The UCI has faced criticism for awarding the honour to Berdimuhamedov.
Human Rights Watch has described Turkmenistan as "an isolated and repressive country under the authoritarian rule of President Gurbanguly Berdymukhamedov and his associates."
The organisation has also added that the Government "brutally punishes all unauthorised forms of religious and political expression" and that there is a "total absence of media freedom in Turkmenistan."
The UCI has said it presented Berdimuhamedov with the UCI Order in recognition of his country’s commitment to the sport.
"Turkmenistan was behind the United Nations’ creation of the annual World Bicycle Day, which celebrated its third edition on June 3," a UCI spokesperson said in a statement to insidethegames.
"The UCI presented an award to the President of Turkmenistan Gurbanguly Berdimuhamedov in recognition of his country’s commitment to our sport through world-class competitions, mass participation events and the promotion of cycling for all.
"The UCI Order is the highest distinction awarded by the UCI.
"It is in principle reserved for political personalities who have shown a particular commitment to cycling.
"Several leaders have been awarded the UCI Order since its creation in 2004."
The 2021 World Track Cycling Championships is set to take place in Ashgabat.
Ashgabat was awarded the event in 2018 and will become the third Asian host of the flagship Championship.
Maebashi in Japan and Hong Kong have previously welcomed riders in 1990 and 2017 respectively.
The velodrome in Ashgabat was among the facilities constructed for the 2017 Asian Indoor and Martial Arts Games (AIMAG).
Ashgabat has since hosted the World Weightlifting Championships in 2018.

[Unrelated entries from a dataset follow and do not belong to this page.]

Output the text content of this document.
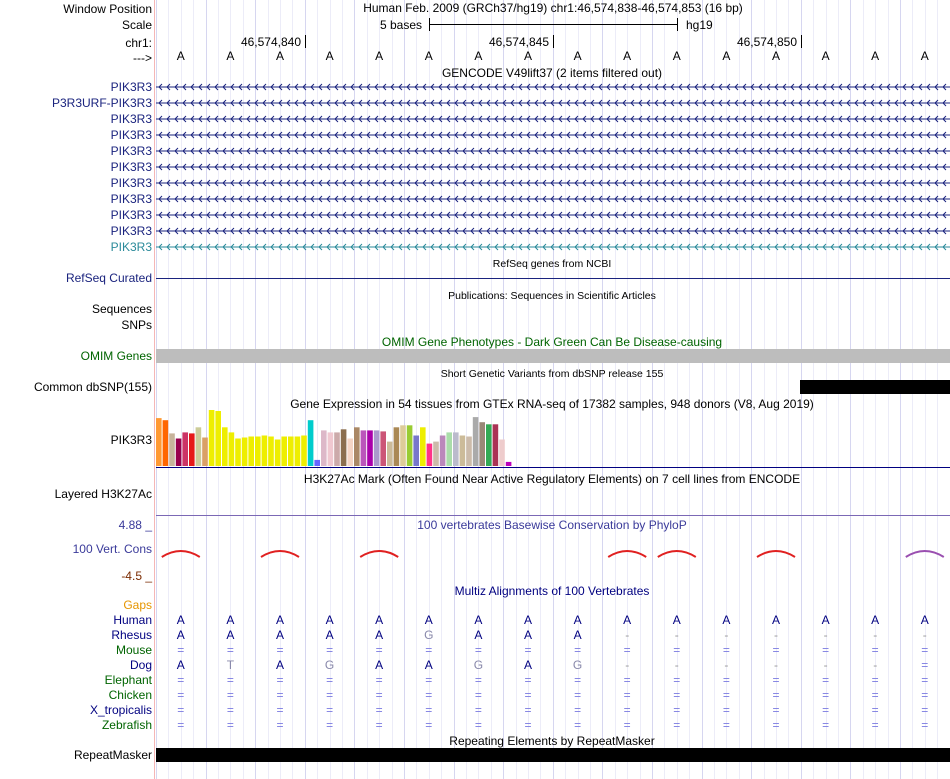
Window Position	Human Feb. 2009 (GRCh37/hg19) chr1:46,574,838-46,574,853 (16 bp)
Scale	5 bases	hg19
chr1:	46,574,840	46,574,845	46,574,850
--->	A	A	A	A	A	A	A	A	A	A	A	A	A	A	A	A
GENCODE V49lift37 (2 items filtered out)
PIK3R3
P3R3URF-PIK3R3
PIK3R3
PIK3R3
PIK3R3
PIK3R3
PIK3R3
PIK3R3
PIK3R3
PIK3R3
PIK3R3
RefSeq genes from NCBI
RefSeq Curated
Publications: Sequences in Scientific Articles
Sequences
SNPs
OMIM Gene Phenotypes - Dark Green Can Be Disease-causing
OMIM Genes
Short Genetic Variants from dbSNP release 155
Common dbSNP(155)
Gene Expression in 54 tissues from GTEx RNA-seq of 17382 samples, 948 donors (V8, Aug 2019)
PIK3R3
H3K27Ac Mark (Often Found Near Active Regulatory Elements) on 7 cell lines from ENCODE
Layered H3K27Ac
100 vertebrates Basewise Conservation by PhyloP
4.88 _
100 Vert. Cons
-4.5 _
Multiz Alignments of 100 Vertebrates
Gaps
Human	A	A	A	A	A	A	A	A	A	A	A	A	A	A	A	A
Rhesus	A	A	A	A	A	G	A	A	A	-	-	-	-	-	-	-
Mouse	=	=	=	=	=	=	=	=	=	=	=	=	=	=	=	=
Dog	A	T	A	G	A	A	G	A	G	-	-	-	-	-	-	=
Elephant	=	=	=	=	=	=	=	=	=	=	=	=	=	=	=	=
Chicken	=	=	=	=	=	=	=	=	=	=	=	=	=	=	=	=
X_tropicalis	=	=	=	=	=	=	=	=	=	=	=	=	=	=	=	=
Zebrafish	=	=	=	=	=	=	=	=	=	=	=	=	=	=	=	=
Repeating Elements by RepeatMasker
RepeatMasker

The UCI added that the governing body’s core mission is to "contribute to the development of cycling throughout the world in all its forms, which means as a popular competitive sport, healthy leisure activity and a sustainable means of transport."

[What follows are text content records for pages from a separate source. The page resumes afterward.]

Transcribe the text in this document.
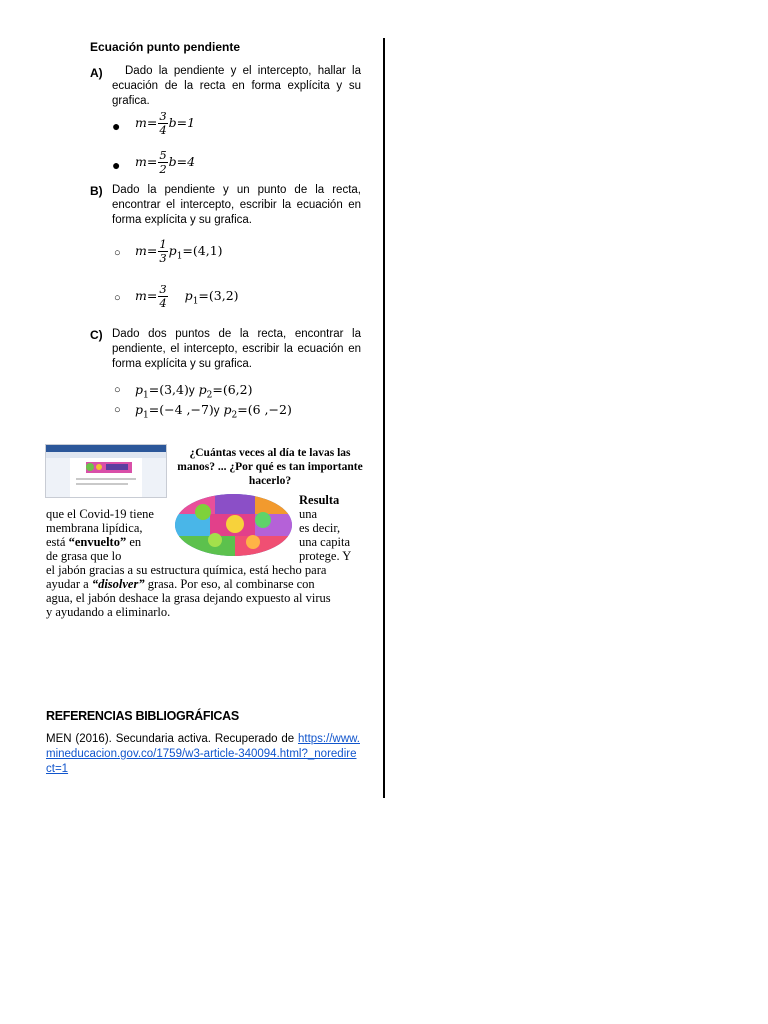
Ecuación punto pendiente
A)	Dado la pendiente y el intercepto, hallar la ecuación de la recta en forma explícita y su grafica.
● $m= \frac{3}{4} b=1$
● $m= \frac{5}{2} b=4$
B) Dado la pendiente y un punto de la recta, encontrar el intercepto, escribir la ecuación en forma explícita y su grafica.
○ $m= \frac{1}{3} p_1=(4,1)$
○ $m= \frac{3}{4} p_1=(3,2)$
C) Dado dos puntos de la recta, encontrar la pendiente, el intercepto, escribir la ecuación en forma explícita y su grafica.
○ $p_1=(3,4)y$ $p_2=(6,2)$
○ $p_1=(-4$ ,−7)y $p_2=(6$ ,−2)
¿Cuántas veces al día te lavas las manos? ... ¿Por qué es tan importante hacerlo?
Resulta
que el Covid-19 tiene
membrana lipídica,
está “envuelto” en
de grasa que lo
una
es decir,
una capita
protege. Y
el jabón gracias a su estructura química, está hecho para
ayudar a “disolver” grasa. Por eso, al combinarse con
agua, el jabón deshace la grasa dejando expuesto al virus
y ayudando a eliminarlo.
REFERENCIAS BIBLIOGRÁFICAS
MEN (2016). Secundaria activa. Recuperado de https://www.mineducacion.gov.co/1759/w3-article-340094.html?_noredirect=1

“Regarding sport at a high level across our eight disciplines (road cycling, track cycling, mountain bike, BMX Racing, BMX Freestyle, cyclo-cross, trials and indoor cycling), we strive to ensure our events reflect the geographic diversity of our 196 National Federations,” the UCI said.
“This can be seen with the staging of next year’s UCI Track Cycling World Championships presented by Tissot in Turkmenistan, member country of the Asian Cycling Confederation (ACC).
“The UCI, via its training and education centre, the UCI World Cycling Centre, will accompany the men's and women's national teams of Turkmenistan, as well as the country's National Commissaires, with a view to the 2021 UCI Track Cycling World Championships as well as the UCI Juniors Track Cycling World Championships being held the same year.
“The 2021 edition of the UCI Track Cycling World Championships in Turkmenistan’s capital, on the ultra-modern Velodrome at the Ashgabat Sports Complex, which was inaugurated in 2017, is part of the long tradition of the Worlds organised outside Europe.
“An Olympic discipline since the beginning of the modern era of the Olympic Games, track cycling continues its internationalisation, as highlighted recently by the participation figures – 352 athletes and 45 nations – at the last UCI World Championships in Berlin, Germany.
“Concerning cycling for all, we encourage and support all initiatives aiming to promote cycling.
“It has been widely proven that the development of the use of the bicycle benefits society.
“It makes it possible, among other things, to improve people's health and to combat pollution and other excesses caused by the uncontrolled growth of automobile traffic.
“Through its Solidarity Programme, the UCI will participate in the development of cycling in the country, particularly in schools.”